Voting for electors in acute care hospitals ended on October 15. Electors who did not vote while in the hospital can still vote at their assigned polling station on election day, if they have returned home.

Eligible electors who are hospitalized during the election period could register and vote by special ballot from their hospital room sometime between October 13 and 15. Patients were advised in advance when special ballot voting would take place. An election officer would visit each room and would help patients fill out their application. They can also help the patient cast their ballot, if needed. Learn more about voting by special ballot.

To vote, all electors must prove their identity and address. See the options and a list of accepted ID to vote.

Top of page

How does Elections Canada accommodate electors who cannot vote using traditional voting options?

Returning officers set up additional service points in locations where electors were not able to vote using traditional voting options. This includes: electors working in isolated areas, such as mining and oil field camps or lighthouses, electors in acute care hospitals, as well as electors observing Jewish holidays that restrict them from voting on specific dates. These additional service points are no longer available, but electors can still vote at their assigned polling station on election day. To find your polling station, check your voter information card or use our  Voter Information Service.

Top of page

At the last general election in my province, I was able to vote at any advance voting location. Can I vote at any advance polling station at the federal election?

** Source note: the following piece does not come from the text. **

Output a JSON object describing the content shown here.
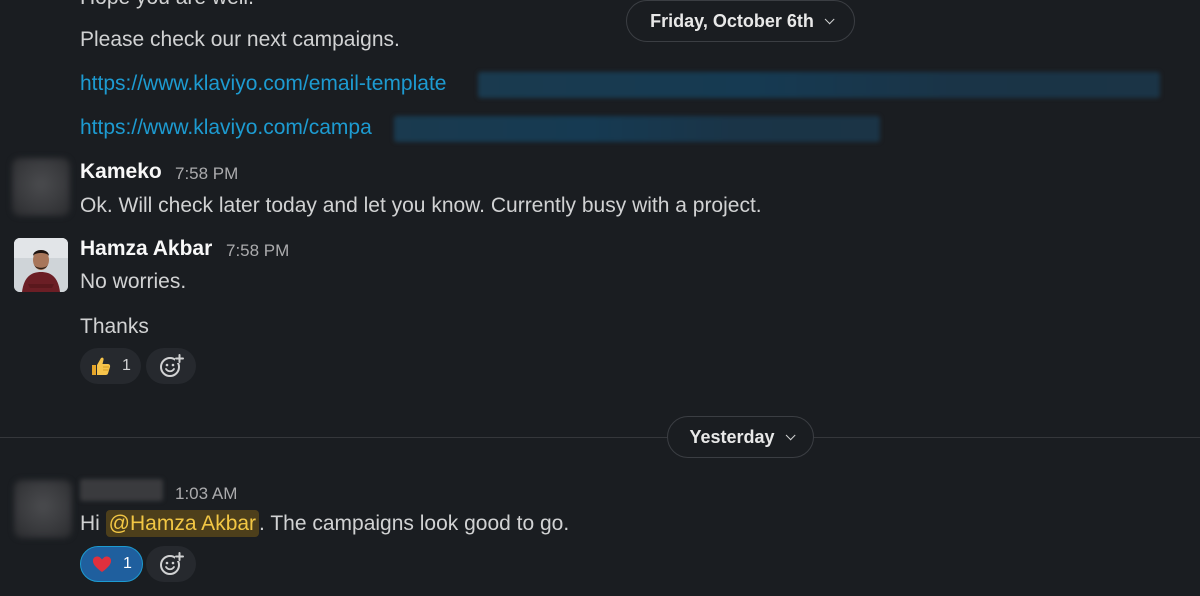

The rules for voting on advance polling days in the federal election differ from those of some provincial elections, where you can vote at any advance voting place in the province. You cannot do the same in the federal election. If you choose to vote during advance polling days, you must vote at your assigned polling station. To find your advance polling station, check your voter information card or use the Voter Information Service.

Top of page

At the last provincial election in British Columbia, I was able to vote at any polling station on election day. Can I vote at any polling station on election day at the federal election?

The rules for voting on election day in the federal election differ from those in a British Columbia provincial election. You cannot vote at any polling station in the province in the federal election. If you choose to vote on election day, you must vote at your assigned polling station.